Changing stroke rehab and research worldwide now.Time is Brain! trillions and trillions of neurons that DIE each day because there are NO effective hyperacute therapies besides tPA(only 12% effective). I have 523 posts on hyperacute therapy, enough for researchers to spend decades proving them out. These are my personal ideas and blog on stroke rehabilitation and stroke research. Do not attempt any of these without checking with your medical provider. Unless you join me in agitating, when you need these therapies they won't be there.

What this blog is for:

My blog is not to help survivors recover, it is to have the 10 million yearly stroke survivors light fires underneath their doctors, stroke hospitals and stroke researchers to get stroke solved. 100% recovery. The stroke medical world is completely failing at that goal, they don't even have it as a goal. Shortly after getting out of the hospital and getting NO information on the process or protocols of stroke rehabilitation and recovery I started searching on the internet and found that no other survivor received useful information. This is an attempt to cover all stroke rehabilitation information that should be readily available to survivors so they can talk with informed knowledge to their medical staff. It lays out what needs to be done to get stroke survivors closer to 100% recovery. It's quite disgusting that this information is not available from every stroke association and doctors group.

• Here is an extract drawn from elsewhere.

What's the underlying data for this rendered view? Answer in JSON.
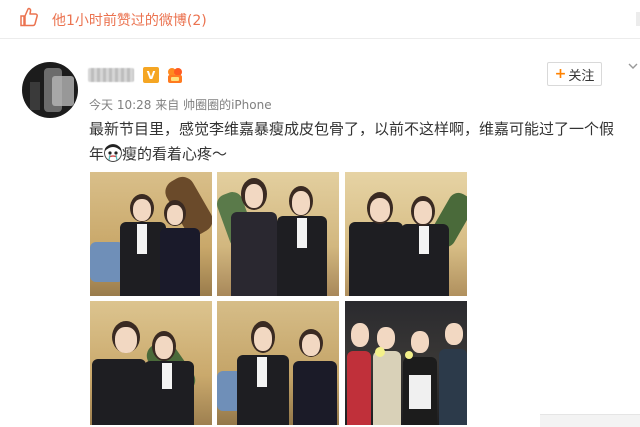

Thursday, February 11, 2016

Organization of stroke care systems in Canada cut mortality rates

And yet that still leaves the 30day mortality too high. What is the followup strategy to get them even lower? What did the autopsies have to say about why they died? They died from neuronal death, not the stroke which is probably on the death certificate.
http://www.medpagetoday.com/Cardiology/Strokes/56129?
Stroke care coordinated regionally to cover primary prevention to rehabilitation and ensure appropriate interventions, such as thrombolysis and stroke unit care, was associated with lower stroke mortality, a population-based study from Canada showed.
Provinces with integrated systems of stroke care saw crude 30-day mortality rates decline from 15.8% in 2003/2004 to 12.7% in 2012/2013, whereas provinces that didn't have such systems saw no such decline, with those rates remaining 14.5% at both time points.
And "there was a clear reduction in relative mortality in provinces with stroke systems vs those without," with a significant adjusted incidence rate ratio of 0.85 for 30-day in-hospital mortality among stroke or transient ischemic attack (TIA) patients starting with the fiscal year 2009/2010, Michael D. Hill, MD, of the University of Calgary, Alberta, and colleagues reported online in Neurology.
"The surveys indicated that facilities in provinces with such systems were more likely to care for patients on a stroke unit, and have timely access to a stroke prevention clinic and telestroke services," they added.
The study considered a total of 319,972 stroke or TIA patients in the Canadian Institute of Health Information's Discharge Abstract Database over 11 fiscal years in five provinces with integrated systems and seven provinces or territories (excluding Quebec).
The findings demonstrate that stroke systems of care do indeed make a difference, which wasn't a foregone conclusion, Jeffrey J. Fletcher, MD, of the University of Michigan in Ann Arbor, and Jennifer J. Majersik, MD, of the University of Utah in Salt Lake City, noted in an accompanying editorial:
"To improve stroke patient care, the American Heart Association/American Stroke Association (AHA/ ASA) provided policy recommendations in 2013 for key elements of stroke systems of care, including emergency medical services (EMS) routing policies, use of telemedicine where specialists are scarce, multidisciplinary and protocol-driven in-hospital care, conduction of quality improvement programs, and access to poststroke rehabilitation.
"In 2014, the AHA/ASA considered the evidence for factors that may have contributed to the accelerated decline in stroke mortality over the past few decades and found surprisingly sparse evidence for outcomes improvement resulting from integration of these distinct elements into a stroke system of care."
That 2014 document had cited potentially strong effects but suggested such systems "have not been in place long enough to indicate their influence on the decline."
The Canadian data still couldn't provide causal proof or say which components were key, and were missing data on factors like thrombolysis, intensity of life-sustaining therapies, or early rehabilitation, the editorialists noted, but "despite these limitations, the positive findings are encouraging" anyway.
The Canadian healthcare system differs from fragmented systems lacking federal or state level coordination, Fletcher and Majersik pointed out:
"However, these are perhaps the data we have been missing: rather than attempting to provide piecemeal evidence, this work shows that enacting full-spectrum stroke systems improves stroke mortality. The authors have highlighted an opportunity that may have profound implications for reducing the global burden of stroke: implementation of centralized systems of stroke care with high-level government oversight."